Ks. Wojciech Grzesiak obawia się, że zapowiedź, jaka znalazła się w jednym z pism, które skierowała do niego Kuria jest formą szantażu.  - Mam pewność wynikającą z doświadczenia, że będą posługiwać się kłamstwem i półprawdą i  udowadniać, że mieli rację, nadto zagrają na najniższych emocjach religijnych mówiąc, iż „to wola Boża”. To ja zatem pytam czy wolą Bożą jest by biskupi katowiccy jeździli limuzynami Skoda Suberb a niektórzy urzędnicy autami z górnej półki czy wolą Bożą jest by papież Franciszek używał starego Volkswagena? Co jest wolą Bożą? Czy wolą Bożą jest by biskup kupował swoje stroje liturgiczne w słynnym rzymskim sklepie za grube tysiące euro czy otworzył jadłodajnię dla ubogich? Co jest wolą Bożą? Bo może ja jej nie rozumiem? Na rozmowę z arcybiskupem czekałem dwa lata i taka odbyła się przed wyjazdem do Paragwaju,  a od 4. 12. 2016, kiedy to było najbardziej konieczne już się ze mną nie spotkał. A później w Tygodniku Katolickim czytam, iż „biskup jest dla księży jak ojciec”. To obraza ojcostwa - tłumaczy.

Ksiądz nie kryje zgorzknienia wynikającego ze sposobu bycia i życia urzędników Kurii i samego arcybiskupa.

- Drogie samochody, wystawne życie, podróże w pierwszej klasie, rzymskie kolacje. Wszystko za pieniądze wiernych, których kurii zawsze jest za mało. To wszystko jest przedmiotem rozmów w kapłańskich gronach, jednakże nikt nie chce otwarcie o tym mówić, a ma to się nijak do tego, o czym mówi papież Franciszek. Niemniej Kościół ma potencjał i jest przewodnikiem ku dobru… Wierze w to. Są tylko ludzie, którzy nie powinni pełnić funkcji przełożonych.  Żywię nadzieję, że na drodze nawrócenia przełożeni podejmą współpracę z Bożą Opatrznością. Jednocześnie przepraszam tych, którzy uważają, że powinienem być dozgonnie posłuszny i zgadzać się na wszystko. To nie ja - kończy swoją wypowiedź ks. Wojciech Grzesiak.

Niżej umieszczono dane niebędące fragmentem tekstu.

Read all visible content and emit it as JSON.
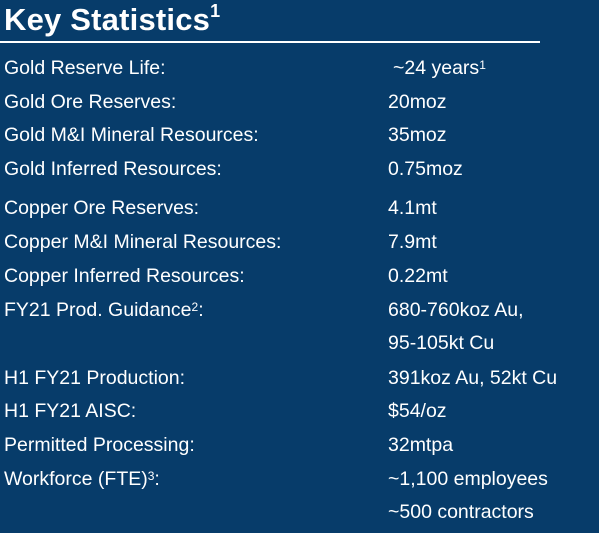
{
  "title": "Key Statistics",
  "title_sup": "1",
  "rows": [
    {
      "label": "Gold Reserve Life:",
      "label_sup": "",
      "value": [
        "~24 years"
      ],
      "value_sup": "1"
    },
    {
      "label": "Gold Ore Reserves:",
      "label_sup": "",
      "value": [
        "20moz"
      ],
      "value_sup": ""
    },
    {
      "label": "Gold M&I Mineral Resources:",
      "label_sup": "",
      "value": [
        "35moz"
      ],
      "value_sup": ""
    },
    {
      "label": "Gold Inferred Resources:",
      "label_sup": "",
      "value": [
        "0.75moz"
      ],
      "value_sup": ""
    },
    {
      "label": "Copper Ore Reserves:",
      "label_sup": "",
      "value": [
        "4.1mt"
      ],
      "value_sup": ""
    },
    {
      "label": "Copper M&I Mineral Resources:",
      "label_sup": "",
      "value": [
        "7.9mt"
      ],
      "value_sup": ""
    },
    {
      "label": "Copper Inferred Resources:",
      "label_sup": "",
      "value": [
        "0.22mt"
      ],
      "value_sup": ""
    },
    {
      "label": "FY21 Prod. Guidance",
      "label_sup": "2",
      "label_suffix": ":",
      "value": [
        "680-760koz Au,",
        "95-105kt Cu"
      ],
      "value_sup": ""
    },
    {
      "label": "H1 FY21 Production:",
      "label_sup": "",
      "value": [
        "391koz Au, 52kt Cu"
      ],
      "value_sup": ""
    },
    {
      "label": "H1 FY21 AISC:",
      "label_sup": "",
      "value": [
        "$54/oz"
      ],
      "value_sup": ""
    },
    {
      "label": "Permitted Processing:",
      "label_sup": "",
      "value": [
        "32mtpa"
      ],
      "value_sup": ""
    },
    {
      "label": "Workforce (FTE)",
      "label_sup": "3",
      "label_suffix": ":",
      "value": [
        "~1,100 employees",
        "~500 contractors"
      ],
      "value_sup": ""
    }
  ]
}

Rzecznik Metropolity Katowickiego ks. Grzegorz Śmieciński wydał specjalne oświadczenie w tej sprawie: 

-  Pomimo wielu prób wyjścia naprzeciw licznym jego problemom, mającym miejsce od samego początku posługi kapłańskiej, jak również jego stanowi zdrowia, który rzutuje na jego zachowania i – jak sam twierdzi – ogranicza jego poczytalność, ks. Wojciech Grzesiak zdecydowanie wystąpił przeciw podjętym w dniu święceń zobowiązaniom, posługując się przy tym nieprawdą i powodując tym samym zamęt mający na celu odwrócenie uwagi od faktycznych przyczyn podjętych wobec niego decyzji. Te zaś miały i mają na względzie tylko i wyłącznie duszpasterską troskę o chorych przebywających w szpitalu, w którym sprawował posługę kapelana, zobowiązania wynikające z obowiązków stanu duchownego, oraz liczne zarzuty natury pastoralnej i moralnej. Informuje się równocześnie, iż wszelka działalność księdza Wojciecha Grzesiaka, w ramach której środki pieniężne pochodzące z ofiar wiernych przelewane są na jego prywatne konto, nie ma żadnego związku z posługą duszpasterską w Archidiecezji Katowickiej, a odpowiedzialność za nie ponosi tylko i wyłącznie on sam. Osobę księdza Wojciecha Grzesiaka poleca się  modlitwom kapłanów, osób konsekrowanych i wiernych archidiecezji katowickiej - 

Ksiądz Wojciech Grzesiak zareagował na to na swoim profilu FB 

-  Tak łga Kuria. Oto właśnie oni... Ani złotówka nie jest moja... A konto jest Stowarzyszenia - skrupulatnie rozlicznane w ramach rocznych kontroli. Kto tylko ma serce wolne powinien zerwać kontak z oraganizacją, która w taki sposób kłamie i insynuuje. Kuria Katowicka jest kłamcą! - napisał ksiądz.